Brian Williams became the seventh anchor and managing editor in the history of NBC Nightly News on December 2, 2004. Read his full biography.

Medal of honor: Edward C. Dahlgren

MohbookEvery weekday for 110 straight days we will feature a different living recipient of the Medal of Honor. These are the men who have received their nation's highest military honor. Brian is a board member of the Congressional Medal of Honor Foundation. The words and photos are courtesy of Artisan Books, publishers of "Medal of Honor: Portraits of Valor Beyond the Call of Duty by Peter Collier with photographs by Nick Del Calzo.

EDWARD C. DAHLGREN
SERGEANT, U.S. ARMY  3rd Platoon, Company E, 2nd Battalion, 142nd Infantry, 36th Infantry Division

Dahlgrenps_52_2 Edward Dahlgren’s family emigrated from Sweden and became potato farmers in Maine. Dahlgren grew up speaking Swedish at home and attended a one-room schoolhouse. He left high school after his junior year to work on a potato farm near his home. Agriculture was always his first love, but because he wanted to help the war effort, in 1942 he took a job in a Massachusetts machine shop doing defense-related work. He was drafted into the Army early in 1943.

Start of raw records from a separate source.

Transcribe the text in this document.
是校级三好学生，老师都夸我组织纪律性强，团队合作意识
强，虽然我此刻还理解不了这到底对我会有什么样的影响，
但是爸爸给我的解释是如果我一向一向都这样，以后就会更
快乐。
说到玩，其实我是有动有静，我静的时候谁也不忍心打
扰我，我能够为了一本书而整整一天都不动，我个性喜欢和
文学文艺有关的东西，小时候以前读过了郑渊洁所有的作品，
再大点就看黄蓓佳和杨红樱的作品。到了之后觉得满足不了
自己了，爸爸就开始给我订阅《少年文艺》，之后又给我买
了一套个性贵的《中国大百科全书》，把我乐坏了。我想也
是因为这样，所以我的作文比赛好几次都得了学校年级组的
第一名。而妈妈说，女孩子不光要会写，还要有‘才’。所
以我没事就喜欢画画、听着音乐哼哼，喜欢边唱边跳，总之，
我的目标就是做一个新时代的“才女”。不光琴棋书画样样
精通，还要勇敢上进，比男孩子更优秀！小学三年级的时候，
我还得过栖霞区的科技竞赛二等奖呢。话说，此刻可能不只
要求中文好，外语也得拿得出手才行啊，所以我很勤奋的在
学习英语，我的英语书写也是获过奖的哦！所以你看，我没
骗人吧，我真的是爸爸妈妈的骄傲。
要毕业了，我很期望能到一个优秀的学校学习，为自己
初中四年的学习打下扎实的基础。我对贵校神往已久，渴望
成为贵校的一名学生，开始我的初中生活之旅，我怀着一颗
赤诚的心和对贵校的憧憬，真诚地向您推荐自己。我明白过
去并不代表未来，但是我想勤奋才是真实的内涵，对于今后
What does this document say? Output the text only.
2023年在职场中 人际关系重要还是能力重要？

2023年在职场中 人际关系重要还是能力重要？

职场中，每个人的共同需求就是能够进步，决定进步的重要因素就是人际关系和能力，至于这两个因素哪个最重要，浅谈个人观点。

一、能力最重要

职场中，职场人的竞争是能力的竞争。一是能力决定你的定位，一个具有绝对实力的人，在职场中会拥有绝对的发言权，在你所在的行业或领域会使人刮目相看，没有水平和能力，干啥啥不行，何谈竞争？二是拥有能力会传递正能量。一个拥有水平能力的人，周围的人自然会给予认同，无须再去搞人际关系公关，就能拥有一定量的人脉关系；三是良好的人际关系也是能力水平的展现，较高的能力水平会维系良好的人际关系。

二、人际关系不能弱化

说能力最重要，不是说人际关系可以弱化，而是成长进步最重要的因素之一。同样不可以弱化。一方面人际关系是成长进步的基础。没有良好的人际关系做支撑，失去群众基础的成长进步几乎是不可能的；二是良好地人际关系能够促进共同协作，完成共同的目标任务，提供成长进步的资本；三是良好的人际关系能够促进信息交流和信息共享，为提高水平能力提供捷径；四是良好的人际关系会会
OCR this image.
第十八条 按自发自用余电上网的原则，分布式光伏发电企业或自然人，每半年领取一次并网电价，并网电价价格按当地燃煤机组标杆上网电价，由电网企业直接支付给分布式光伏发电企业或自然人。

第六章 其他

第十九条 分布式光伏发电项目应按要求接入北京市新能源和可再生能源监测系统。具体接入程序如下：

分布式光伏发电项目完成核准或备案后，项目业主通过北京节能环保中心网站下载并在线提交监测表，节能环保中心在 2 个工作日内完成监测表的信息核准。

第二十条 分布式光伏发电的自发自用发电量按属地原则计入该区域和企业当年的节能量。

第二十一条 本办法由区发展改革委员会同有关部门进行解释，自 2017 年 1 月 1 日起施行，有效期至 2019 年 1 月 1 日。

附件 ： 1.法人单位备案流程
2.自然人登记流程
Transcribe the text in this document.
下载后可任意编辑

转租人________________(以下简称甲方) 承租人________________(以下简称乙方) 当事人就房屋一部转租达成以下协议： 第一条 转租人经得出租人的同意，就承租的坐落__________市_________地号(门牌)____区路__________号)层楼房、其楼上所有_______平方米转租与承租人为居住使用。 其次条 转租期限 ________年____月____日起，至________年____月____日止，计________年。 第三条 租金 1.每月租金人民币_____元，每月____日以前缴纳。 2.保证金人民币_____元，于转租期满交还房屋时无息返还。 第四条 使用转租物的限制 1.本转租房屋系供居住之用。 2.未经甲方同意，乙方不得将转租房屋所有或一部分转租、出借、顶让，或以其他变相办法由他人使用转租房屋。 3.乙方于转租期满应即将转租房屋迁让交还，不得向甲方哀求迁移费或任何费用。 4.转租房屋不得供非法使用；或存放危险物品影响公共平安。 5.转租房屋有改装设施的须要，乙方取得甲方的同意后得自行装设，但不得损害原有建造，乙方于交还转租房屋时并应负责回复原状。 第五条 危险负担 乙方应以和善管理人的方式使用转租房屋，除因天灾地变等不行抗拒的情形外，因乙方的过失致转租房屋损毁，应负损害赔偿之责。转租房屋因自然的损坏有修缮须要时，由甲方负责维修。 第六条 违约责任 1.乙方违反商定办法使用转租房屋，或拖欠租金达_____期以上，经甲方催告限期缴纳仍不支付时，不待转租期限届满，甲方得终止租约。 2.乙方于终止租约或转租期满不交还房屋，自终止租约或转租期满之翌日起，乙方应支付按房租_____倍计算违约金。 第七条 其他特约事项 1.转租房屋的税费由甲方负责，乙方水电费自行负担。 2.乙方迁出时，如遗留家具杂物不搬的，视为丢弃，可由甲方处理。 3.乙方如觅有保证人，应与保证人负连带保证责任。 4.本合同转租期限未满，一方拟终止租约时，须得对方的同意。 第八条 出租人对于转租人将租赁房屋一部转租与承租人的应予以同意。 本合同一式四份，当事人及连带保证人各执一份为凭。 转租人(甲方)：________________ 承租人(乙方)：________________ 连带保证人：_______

As part of the 36th Infantry Division, Dahlgren was shipped to North Africa that summer and trained for the upcoming invasion of Italy. In September, his unit hit the beach at Salerno and for months fought its way to Monte Cassino, where early in 1944 Dahlgren was shot in the shoulder. He returned from the hospital that summer just as his unit was being redeployed to France. The 36th Infantry Division landed near Marseilles on August 15, and then slowly fought its way north.
On February 11, 1945, Dahlgren, now a sergeant, was leading his men toward another American platoon pinned down near the town of Oberhoffen, in the Alsace-Lorraine region of France. They were proceeding down a narrow street when Dahlgren saw several German soldiers cross through some pastureland about a hundred yards away. From his cover in a nearby barn, he killed six and wounded several others with his Thompson submachine gun. Then, through heavy enemy fire, he led his men to the besieged American platoon. In the midst of the fighting, he noticed a familiar smell and realized that it came from potatoes planted in the field.
Putting the rescued unit under his command, Dahlgren advanced into Oberhoffen. When he came under fire from an enemy-held house, he ran to the building, tossed in a grenade, and entered firing. Eight enemy soldiers immediately surrendered. Coming under machine-gun fire as he approached the house next door, he used rifle grenades to take out the position, killing two more of the enemy.  When German soldiers began shooting at him from a barn across the street, he rushed their position, throwing grenades and firing his submachine gun. Five more Germans surrendered.
Sergeant Dahlgren then entered another house through a window, trapping several soldiers in the cellar. He opened a trapdoor and tossed a grenade down the stairs, wounding several and forcing ten more Germans to surrender.
At the end of the block, Dahlgren entered a fourth house, which seemed deserted, but then he heard German being spoken in hushed tones in the cellar. He kicked open the cellar door and fired several bursts down the stairway. Sixteen men hiding there filed out with their hands up.
After this engagement in which Dahlgren’s men asked their commanding officer to recommend him for
the Medal of Honor. The unit continued to fight its
way into Germany, where Dahlgren received a battlefield commission as a second lieutenant in March 1945. After the enemy surrendered, he realized that he had been in combat for 340 days.
Edward Dahlgren received the Medal of Honor from President Harry Truman on Aug. 23, 1945. Afterward, he went home to Maine, where he went to work for the Maine Department of Agriculture as a seed potato inspector for the next 37 years.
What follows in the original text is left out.